Values, principle, practices, policies and procedures and the importance of adherence to same, must be communicated to all employees and constant reminders must be integrated through training, promotions, compensation and/or rewards.


Having state-of-the-art policies and procedures on paper without these being implemented by the employees is a recipe for failure. Training on the applicable laws, regulations and more importantly on the internal policies, procedures and internal controls should be provided to all employees on an ongoing basis in order that employees are fully aware of the manner in which the organisation is to operate and comply with the applicable rules.

Second line of defense oversight

Monitoring compliance with the internal policies and procedures through the second line of defense is key in ensuring effective compliance by employees. Without a robust compliance function reviewing the first line of defense, internal controls would be deemed to be weak and ineffective.

Independent Directors

The presence of independent directors on the board will help in ensuring that the executive directors are challenged on their executive functions and how operating units under their supervision are operating.

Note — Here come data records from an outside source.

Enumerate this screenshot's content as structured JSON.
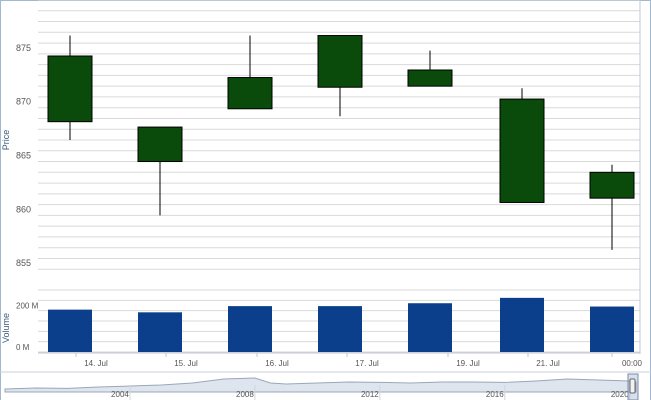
{
  "chart_data": [
    {
      "type": "candlestick",
      "ylabel": "Price",
      "ylim": [
        854,
        880
      ],
      "yticks": [
        855,
        860,
        865,
        870,
        875
      ],
      "x_tick_labels": [
        "14. Jul",
        "15. Jul",
        "16. Jul",
        "17. Jul",
        "19. Jul",
        "21. Jul",
        "00:00"
      ],
      "colors": {
        "up": "#0a4a0a",
        "down": "#ff0000",
        "grid": "#d9d9d9"
      },
      "candles": [
        {
          "open": 868.7,
          "high": 876.7,
          "low": 867.0,
          "close": 874.8
        },
        {
          "open": 865.0,
          "high": 868.2,
          "low": 860.0,
          "close": 868.2
        },
        {
          "open": 869.9,
          "high": 876.7,
          "low": 869.9,
          "close": 872.8
        },
        {
          "open": 871.9,
          "high": 876.7,
          "low": 869.2,
          "close": 876.7
        },
        {
          "open": 872.0,
          "high": 875.3,
          "low": 872.0,
          "close": 873.5
        },
        {
          "open": 861.2,
          "high": 871.8,
          "low": 861.2,
          "close": 870.8
        },
        {
          "open": 861.6,
          "high": 864.7,
          "low": 856.8,
          "close": 864.0
        }
      ]
    },
    {
      "type": "bar",
      "ylabel": "Volume",
      "yticks": [
        {
          "value": 0,
          "label": "0 M"
        },
        {
          "value": 200,
          "label": "200 M"
        }
      ],
      "ylim": [
        0,
        300
      ],
      "color": "#0b3f8c",
      "values": [
        205,
        192,
        222,
        222,
        236,
        262,
        220
      ]
    },
    {
      "type": "area",
      "role": "navigator",
      "x_tick_labels": [
        "2004",
        "2008",
        "2012",
        "2016",
        "2020"
      ],
      "x_range": [
        2000,
        2020.2
      ],
      "profile": [
        [
          2000,
          0.15
        ],
        [
          2001,
          0.2
        ],
        [
          2002,
          0.18
        ],
        [
          2003,
          0.25
        ],
        [
          2004,
          0.3
        ],
        [
          2005,
          0.35
        ],
        [
          2006,
          0.45
        ],
        [
          2007,
          0.65
        ],
        [
          2008,
          0.7
        ],
        [
          2008.5,
          0.45
        ],
        [
          2009,
          0.4
        ],
        [
          2010,
          0.45
        ],
        [
          2011,
          0.5
        ],
        [
          2012,
          0.48
        ],
        [
          2013,
          0.45
        ],
        [
          2014,
          0.5
        ],
        [
          2015,
          0.5
        ],
        [
          2016,
          0.48
        ],
        [
          2017,
          0.55
        ],
        [
          2018,
          0.65
        ],
        [
          2019,
          0.6
        ],
        [
          2020,
          0.55
        ],
        [
          2020.2,
          0.5
        ]
      ]
    }
  ]
}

This does not mean that the executive directors should fall short of questioning the robustness of the internal controls. Directors (whether executive or otherwise) have the same responsibilities in terms of law and therefore all directors should take an active role in ensuring that the company's financial crime and compliance framework are fit for purpose.

Board Oversight

Directors should not restrict their involvement on the board to simply approving the reports and documents tabled at the board meeting. Directors should challenge and question the contents of the report. Reports to the board (from third party service providers and from employees within the organisation) should be provided on a regular basis in order to ensure proper monitoring of the activities undertaken. Reports on the implementation of the compliance monitoring plan should be circulated to the board on an ongoing basis, thereby ensuring that proper oversight is being undertaken on compliance related matters.

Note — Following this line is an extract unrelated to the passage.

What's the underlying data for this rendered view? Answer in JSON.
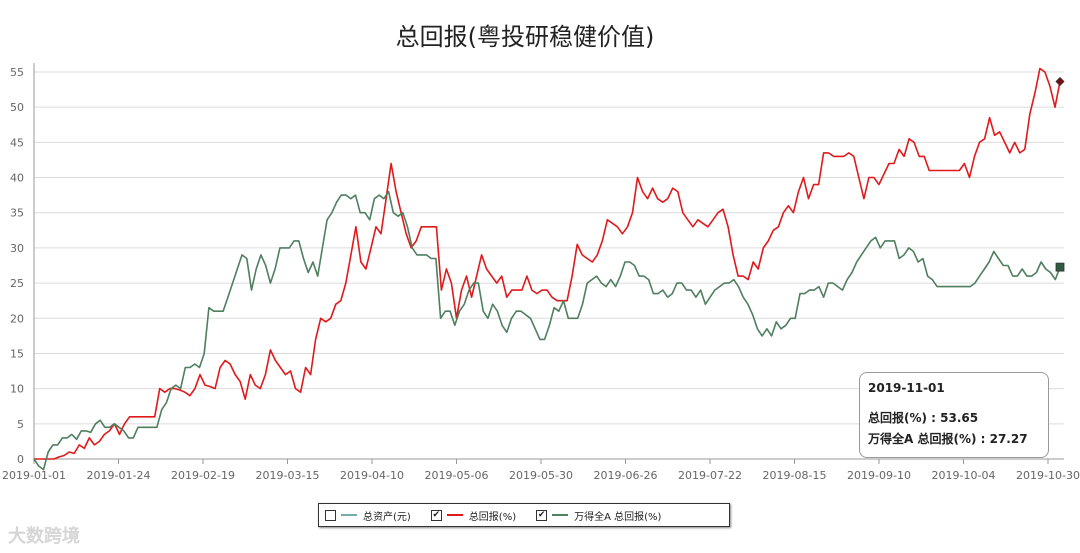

The most effective way of instilling a healthy compliance culture, is to view compliance as an added value to a business rather than a burden. A lack of compliance culture, especially in regulated industries will result in legal and regulatory consequences. Seeing that an organisation's culture shapes the way it is viewed by the public, it can also result in reputational damage to a business and may therefore affect it commercially, this underpins the importance of placing compliance (including financial crime compliance) high on the agenda.

The content of this article is intended to provide a general guide to the subject matter. Specialist advice should be sought about your specific circumstances.